La réalisation concrète de l’acte prescrit et la perpétuation de l’idée. « Jamais la perpétuation de l’idée ne pourra se passer de la réalisation concrète, ni la remplacer. L’omission de l’acte équivaut à la négation de l’idée… D’un autre côté, le but de la réalisation de l’acte prescrit n’est pleinement atteint qu’à partir du moment où il devient un ot, un symbole… et lorsque l’idée qu’il symbolise devient vivante en nous. »[11]

Pratiquer équivaudrait donc à donner vie, à concrétiser des idées qui, si elles restaient au stade de la réflexion, demeureraient abstraites, évanescentes. Rabbi Na’hman de Bratslav (1772-1811) proposait ainsi à l’étudiant de faire de sa Torah une prière, exprimant ainsi ardemment le désir que se concrétise le savoir acquis.


On peut ajouter que parler de perpétuation d’une idée, revient à parler de transmission.


Or, en matière d’éducation juive, la transmission ne passe-t-elle pas d’abord et avant tout par les rites, du fait de leur « visibilité », plus que par le sens que nous leur donnons, toujours discutable et discuté ?

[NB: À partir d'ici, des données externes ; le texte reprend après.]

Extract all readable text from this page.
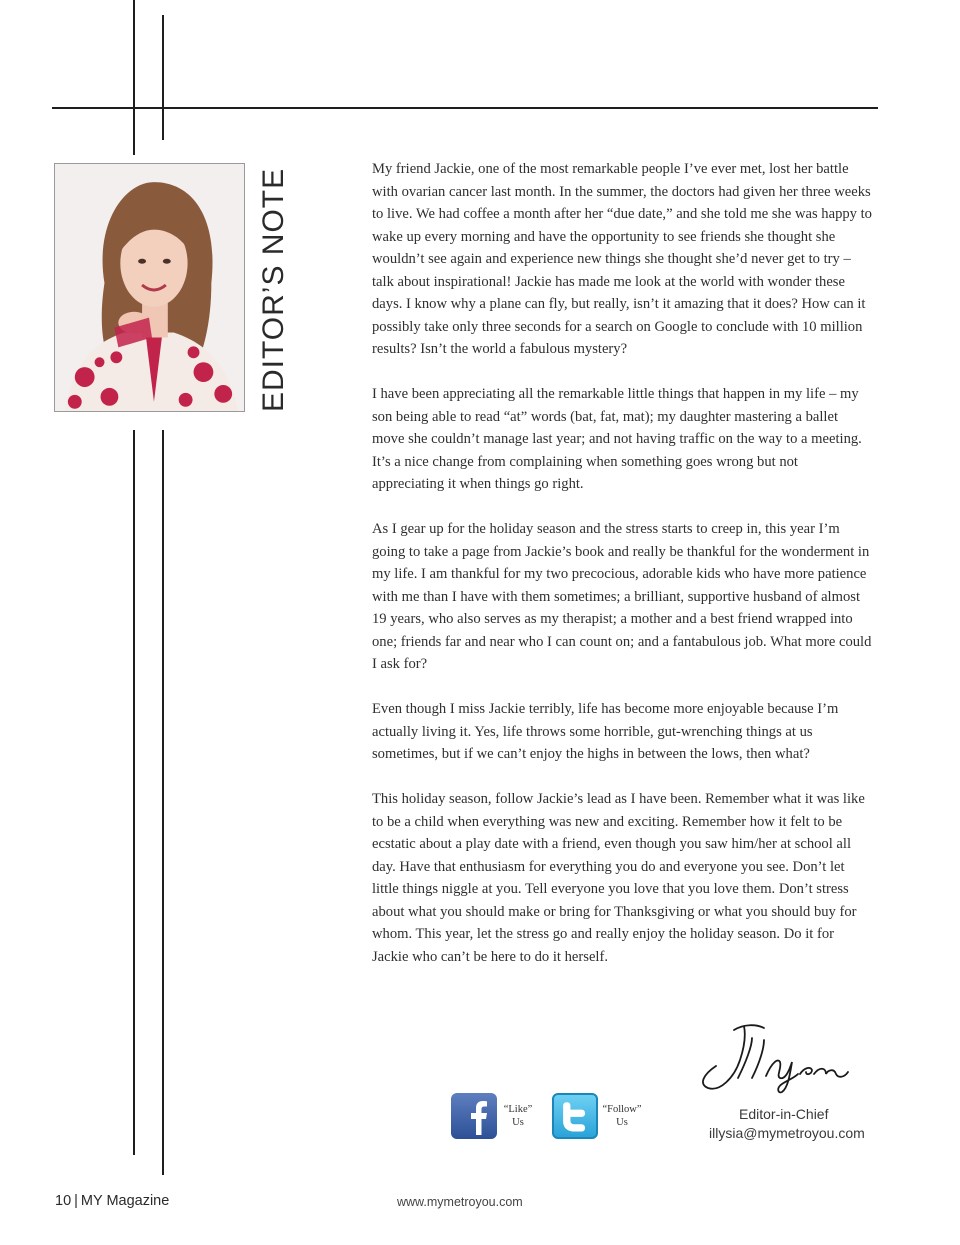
EDITOR’S NOTE	My friend Jackie, one of the most remarkable people I’ve ever met, lost her battle with ovarian cancer last month. In the summer, the doctors had given her three weeks to live. We had coffee a month after her “due date,” and she told me she was happy to wake up every morning and have the opportunity to see friends she thought she wouldn’t see again and experience new things she thought she’d never get to try – talk about inspirational! Jackie has made me look at the world with wonder these days. I know why a plane can fly, but really, isn’t it amazing that it does? How can it possibly take only three seconds for a search on Google to conclude with 10 million results? Isn’t the world a fabulous mystery?

I have been appreciating all the remarkable little things that happen in my life – my son being able to read “at” words (bat, fat, mat); my daughter mastering a ballet move she couldn’t manage last year; and not having traffic on the way to a meeting. It’s a nice change from complaining when something goes wrong but not appreciating it when things go right.

As I gear up for the holiday season and the stress starts to creep in, this year I’m going to take a page from Jackie’s book and really be thankful for the wonderment in my life. I am thankful for my two precocious, adorable kids who have more patience with me than I have with them sometimes; a brilliant, supportive husband of almost 19 years, who also serves as my therapist; a mother and a best friend wrapped into one; friends far and near who I can count on; and a fantabulous job. What more could I ask for?

Even though I miss Jackie terribly, life has become more enjoyable because I’m actually living it. Yes, life throws some horrible, gut-wrenching things at us sometimes, but if we can’t enjoy the highs in between the lows, then what?

This holiday season, follow Jackie’s lead as I have been. Remember what it was like to be a child when everything was new and exciting. Remember how it felt to be ecstatic about a play date with a friend, even though you saw him/her at school all day. Have that enthusiasm for everything you do and everyone you see. Don’t let little things niggle at you. Tell everyone you love that you love them. Don’t stress about what you should make or bring for Thanksgiving or what you should buy for whom. This year, let the stress go and really enjoy the holiday season. Do it for Jackie who can’t be here to do it herself.

“Like”
Us
“Follow”
Us
Editor-in-Chief
illysia@mymetroyou.com
10 | MY Magazine	www.mymetroyou.com
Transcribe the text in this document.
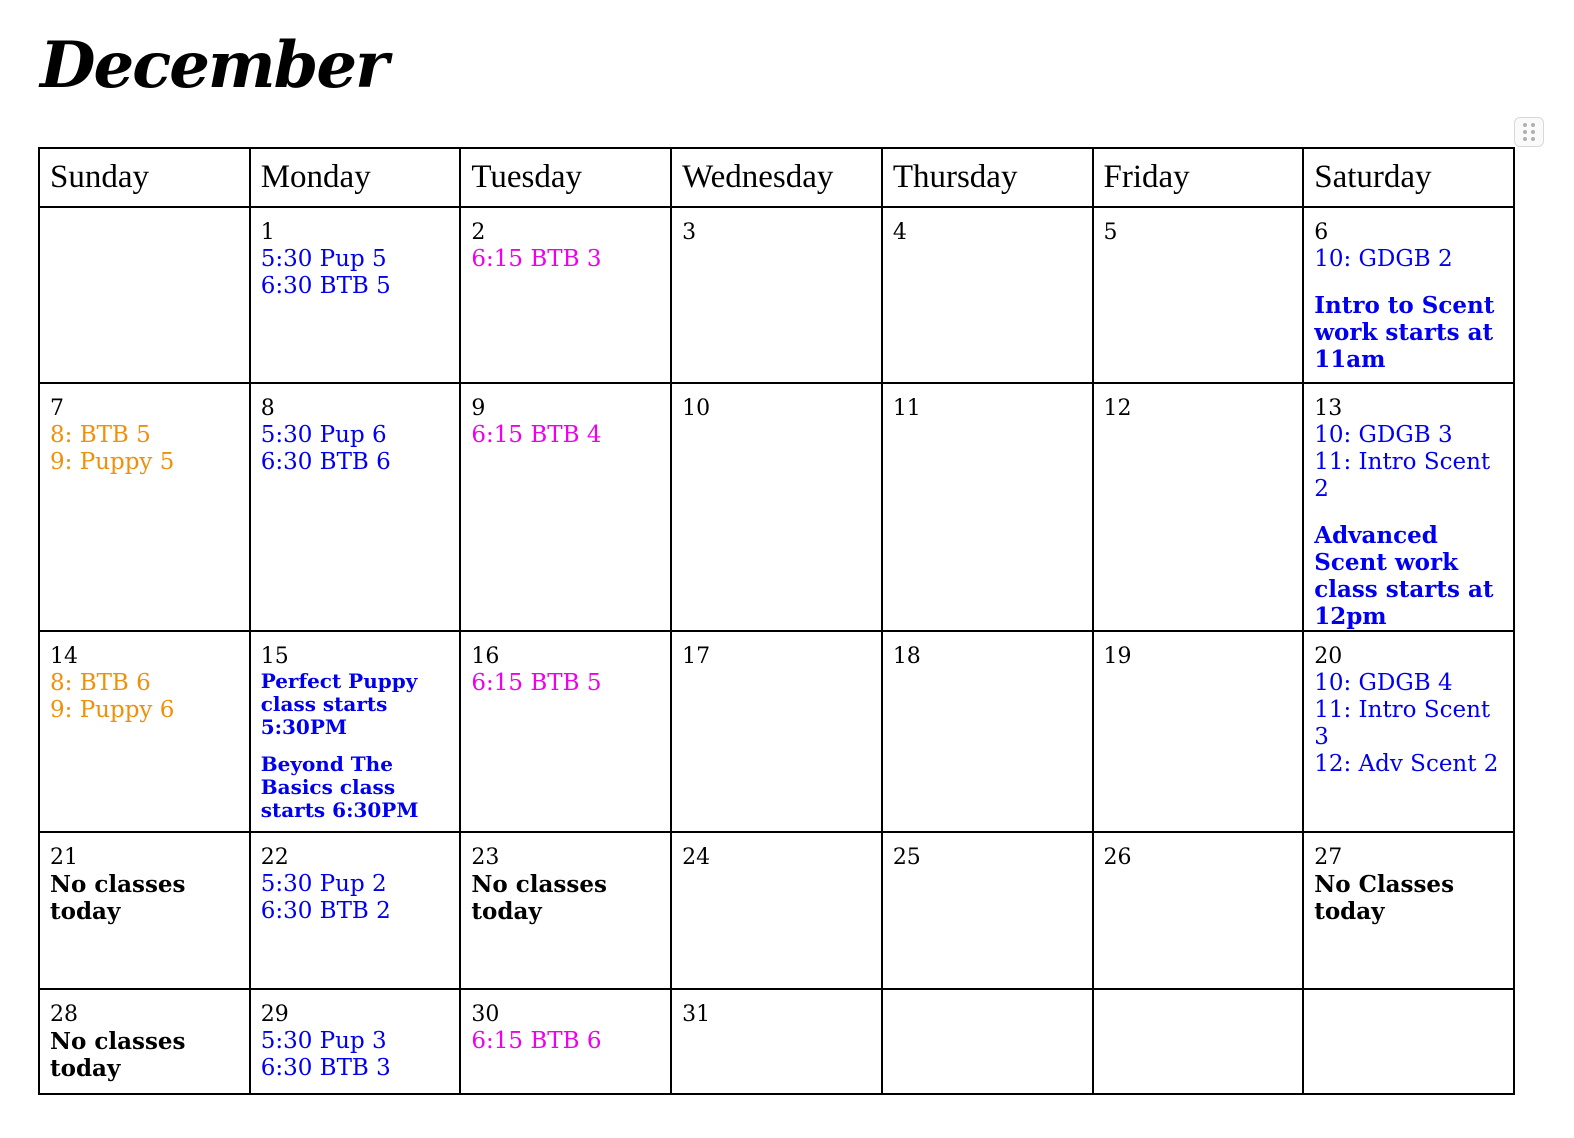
December
Sunday	Monday	Tuesday	Wednesday	Thursday	Friday	Saturday

	1
5:30 Pup 5
6:30 BTB 5	2
6:15 BTB 3	3	4	5	6
10: GDGB 2
Intro to Scent work starts at 11am

7
8: BTB 5
9: Puppy 5	8
5:30 Pup 6
6:30 BTB 6	9
6:15 BTB 4	10	11	12	13
10: GDGB 3
11: Intro Scent 2
Advanced Scent work class starts at 12pm

14
8: BTB 6
9: Puppy 6	15
Perfect Puppy class starts 5:30PM
Beyond The Basics class starts 6:30PM	16
6:15 BTB 5	17	18	19	20
10: GDGB 4
11: Intro Scent 3
12: Adv Scent 2

21
No classes today	22
5:30 Pup 2
6:30 BTB 2	23
No classes today	24	25	26	27
No Classes today

28
No classes today	29
5:30 Pup 3
6:30 BTB 3	30
6:15 BTB 6	31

Ainsi, les sages du Talmud proposent plusieurs définitions du ‘am haarets (« ignorant ») qu’ils ont en horreur. Il en est une étonnante mais pertinente : un ‘am haarets ce peut être un érudit auquel il manque la fréquentation d’un maître qui vit ce qu’il dit. Un maître qui enseigne plus par ce qu’il est que par ce qu’il énonce.

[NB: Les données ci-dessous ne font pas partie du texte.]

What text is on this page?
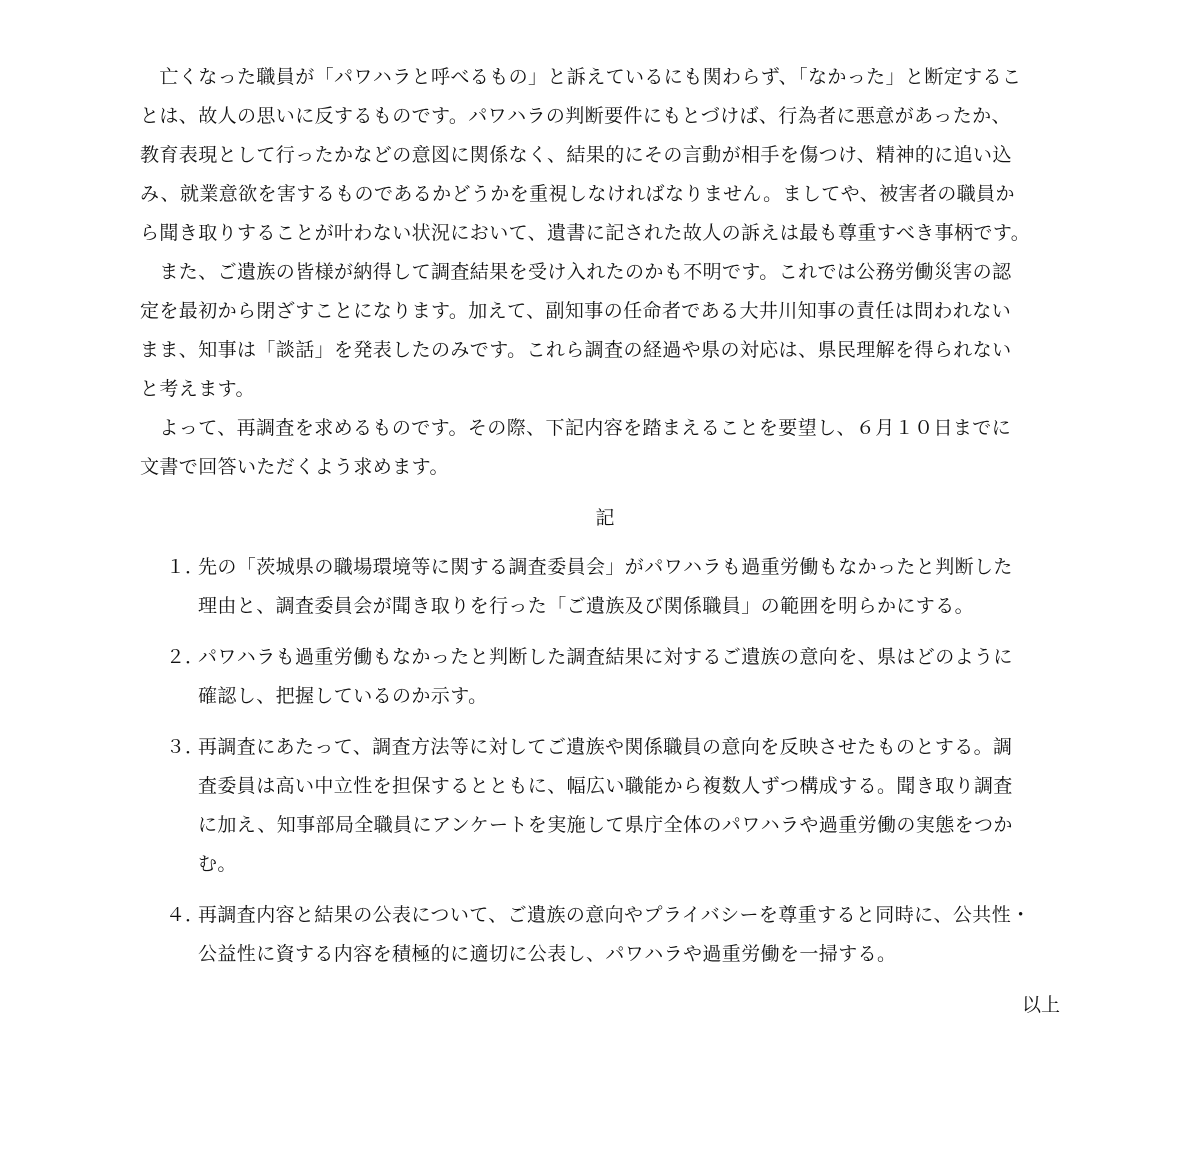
　亡くなった職員が「パワハラと呼べるもの」と訴えているにも関わらず、「なかった」と断定するこ
とは、故人の思いに反するものです。パワハラの判断要件にもとづけば、行為者に悪意があったか、
教育表現として行ったかなどの意図に関係なく、結果的にその言動が相手を傷つけ、精神的に追い込
み、就業意欲を害するものであるかどうかを重視しなければなりません。ましてや、被害者の職員か
ら聞き取りすることが叶わない状況において、遺書に記された故人の訴えは最も尊重すべき事柄です。
　また、ご遺族の皆様が納得して調査結果を受け入れたのかも不明です。これでは公務労働災害の認
定を最初から閉ざすことになります。加えて、副知事の任命者である大井川知事の責任は問われない
まま、知事は「談話」を発表したのみです。これら調査の経過や県の対応は、県民理解を得られない
と考えます。
　よって、再調査を求めるものです。その際、下記内容を踏まえることを要望し、６月１０日までに
文書で回答いただくよう求めます。
記
１．
先の「茨城県の職場環境等に関する調査委員会」がパワハラも過重労働もなかったと判断した
理由と、調査委員会が聞き取りを行った「ご遺族及び関係職員」の範囲を明らかにする。
２．
パワハラも過重労働もなかったと判断した調査結果に対するご遺族の意向を、県はどのように
確認し、把握しているのか示す。
３．
再調査にあたって、調査方法等に対してご遺族や関係職員の意向を反映させたものとする。調
査委員は高い中立性を担保するとともに、幅広い職能から複数人ずつ構成する。聞き取り調査
に加え、知事部局全職員にアンケートを実施して県庁全体のパワハラや過重労働の実態をつか
む。
４．
再調査内容と結果の公表について、ご遺族の意向やプライバシーを尊重すると同時に、公共性・
公益性に資する内容を積極的に適切に公表し、パワハラや過重労働を一掃する。
以上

Abraham Heschel[12] cite un passage célèbre du Talmud où un hérétique reproche aux juifs d’avoir accepté la Torah avant de l’avoir écouté, en référence au verset non moins célèbre de l’Exode (XXIV, 7) : « Tout ce que le Seigneur a dit, nous le ferons et l’écouterons ». Dans un chapitre consacré au sérieux des actes, de leurs répercussions et de ce qu’ils disent de ce que nous sommes, Heschel souligne que « nous n’avons pas foi à cause de nos actes, mais nous pouvons atteindre la foi à travers les actes sacrés. »


Donnons-nous parce que nous sommes généreux, ou devenons-nous généreux parce que nous donnons ? Mesure-t-on suffisamment combien nos actions nous façonnent, en bien comme en mal ? Ainsi, Maïmonide, dans ses lois relatives à la charité, recommande au donateur de répartir en plusieurs dons une somme affectée à la tsedaqah plutôt que de la remettre en une seule fois, la répétition du geste oblatif agissant sur son caractère. Jusqu’à ce que la générosité devienne pour lui une sorte de seconde nature.

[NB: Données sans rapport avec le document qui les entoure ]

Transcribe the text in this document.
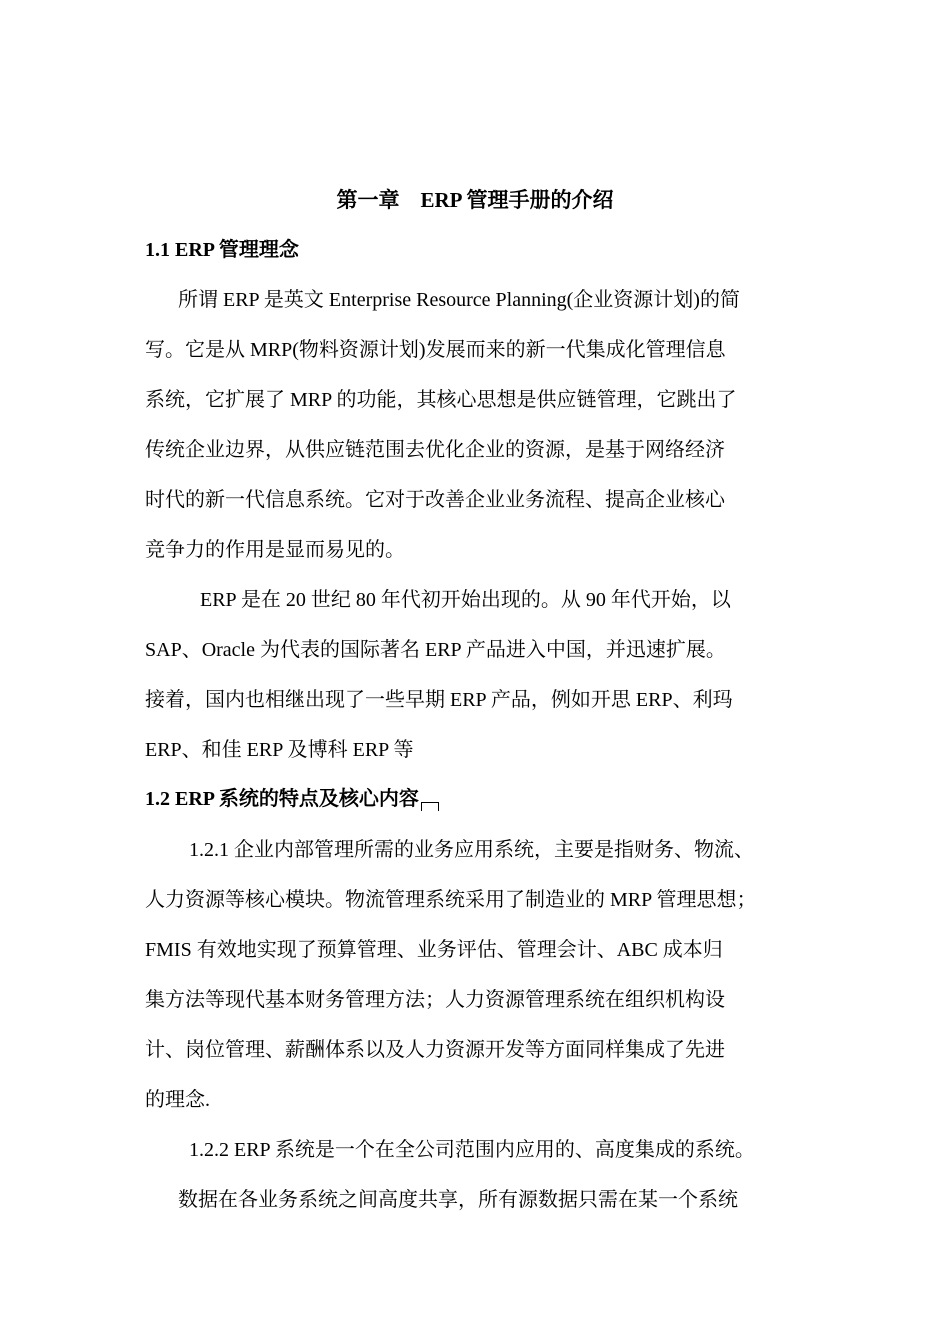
第一章    ERP 管理手册的介绍
1.1 ERP 管理理念
所谓 ERP 是英文 Enterprise Resource Planning(企业资源计划)的简
写。它是从 MRP(物料资源计划)发展而来的新一代集成化管理信息
系统，它扩展了 MRP 的功能，其核心思想是供应链管理，它跳出了
传统企业边界，从供应链范围去优化企业的资源，是基于网络经济
时代的新一代信息系统。它对于改善企业业务流程、提高企业核心
竞争力的作用是显而易见的。
ERP 是在 20 世纪 80 年代初开始出现的。从 90 年代开始，以
SAP、Oracle 为代表的国际著名 ERP 产品进入中国，并迅速扩展。
接着，国内也相继出现了一些早期 ERP 产品，例如开思 ERP、利玛
ERP、和佳 ERP 及博科 ERP 等
1.2 ERP 系统的特点及核心内容
1.2.1 企业内部管理所需的业务应用系统，主要是指财务、物流、
人力资源等核心模块。物流管理系统采用了制造业的 MRP 管理思想；
FMIS 有效地实现了预算管理、业务评估、管理会计、ABC 成本归
集方法等现代基本财务管理方法；人力资源管理系统在组织机构设
计、岗位管理、薪酬体系以及人力资源开发等方面同样集成了先进
的理念.
1.2.2 ERP 系统是一个在全公司范围内应用的、高度集成的系统。
数据在各业务系统之间高度共享，所有源数据只需在某一个系统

Surtout, il affirme que « la pensée juive se découvre par la vie juive ». « Il serait futile, par exemple, d’analyser la signification de la Musique sans écouter de la musique »[13].


Appliqué à la vie juive, l’exemple souvent cité fort à propos comme argument tiré de l’expérience, est celui du chabbat.


Peut-on en effet comprendre ce jour singulier, en percevoir le caractère désaliénant, sans le vivre ?


Enfin, pour André Neher[14], si les rites tiennent une place si fondamentale dans le judaïsme, c’est parce que l’une des « idées maîtresses » de celui-ci, « c’est l’importance de tout, de chaque geste, de chaque mot, de chaque pensée des hommes… Car le rite juif, complexe et multiforme, aussi varié que la vie elle-même, oblige à prendre conscience du fait que tout ce que nous faisons a une valeur, que rien n’est sans importance. »


Neher ne nie pas le caractère symbolique du rite, mais il estime qu’ « il est avant tout réalité », et que « tout acte laisse une cicatrice dans la réalité de la vie ».


La concrétude du rite, son effet structurant, s’opposent à l’intelligence et à la réflexion, fondamentalement abstraites. Ordre du rite face au chaos de la pensée. Tout au moins avant qu’elle ne soit traduite en acte. Neher convoque la psychanalyse et ce qu’elle nous dit de ces actes qui conditionnent et nous conditionnent, qui expriment ce que nous sommes, nous révèlent souvent à nous-mêmes bien plus que nos pensées.


En conclusion, l’observance religieuse devient, plus qu’un complément à l’étude, étude elle-même et « boussole de l’homme engagé », qui y trouve une source de repères dans le temps et dans l’espace (Neher). Car la pratique religieuse intègre le savoir dans le tissu de nos existences, et parce qu’une part indéniable de la compréhension des rites réside dans leur pratique même.

 


[1] Ouvrage essentiel de la mystique juive, attribué par la tradition juive à un maître de la tradition orale du IIème siècle, Siméon ben Yo’haï.

[2] Les sefirot, au nombre de dix, expriment la volonté et la pensée divines, ainsi que les relations de Dieu avec le monde créé.

[3] Cf. Péah, 1,1.

[4] Le Talmud (de Babylone, traité Qiddouchin, p. 40b), à la question de savoir qui de l’étude ou de la pratique prime, opte pour l’étude.

[5] Le Zohar et le Talmud comparent, par exemple, la relation entre Moïse le maître et Josué son disciple, au soleil et à la lune.

[6] Rabbi Moïse ben Maïmon (11 35 ou 1138-1204).

[7] Paul (entre 5 et 15- vers 62 ou 67), apôtre, auteur de quatorze Epîtres du Nouveau Testament.

[8] Dont l’ouvrage, L’identité juive, Editions Payot & Rivages, p. 156-165, Paris, 2007, a nourri la présente réflexion.

[9] Rabbin allemand (1808-1888).

[10] Voir Genèse, XVII, 10-11.

[11] Rabbi Schimchon Raphaël Hirsch, Commentaire du Pentateuque, 1868. Traduction de Ne’hémia Ganloff.

[12] Abraham Joshua Heschel (1907-1972), érudit et philosophe de la religion, polonais de naissance avant d’émigrer aux Etats-Unis.

[13] Abraham Heschel, Dieu en quête de l’homme (philosophie du judaïsme), Paris, 1968, p. 298-300.

[14] André Neher (1914-1988). Impossible de résumer ici la fécondité de cet intellectuel et homme d’actions français (avant d’émigrer en Israël en 1967), qui a tant contribué au renouveau de la pensée juive dans la seconde moitié du XXème siècle.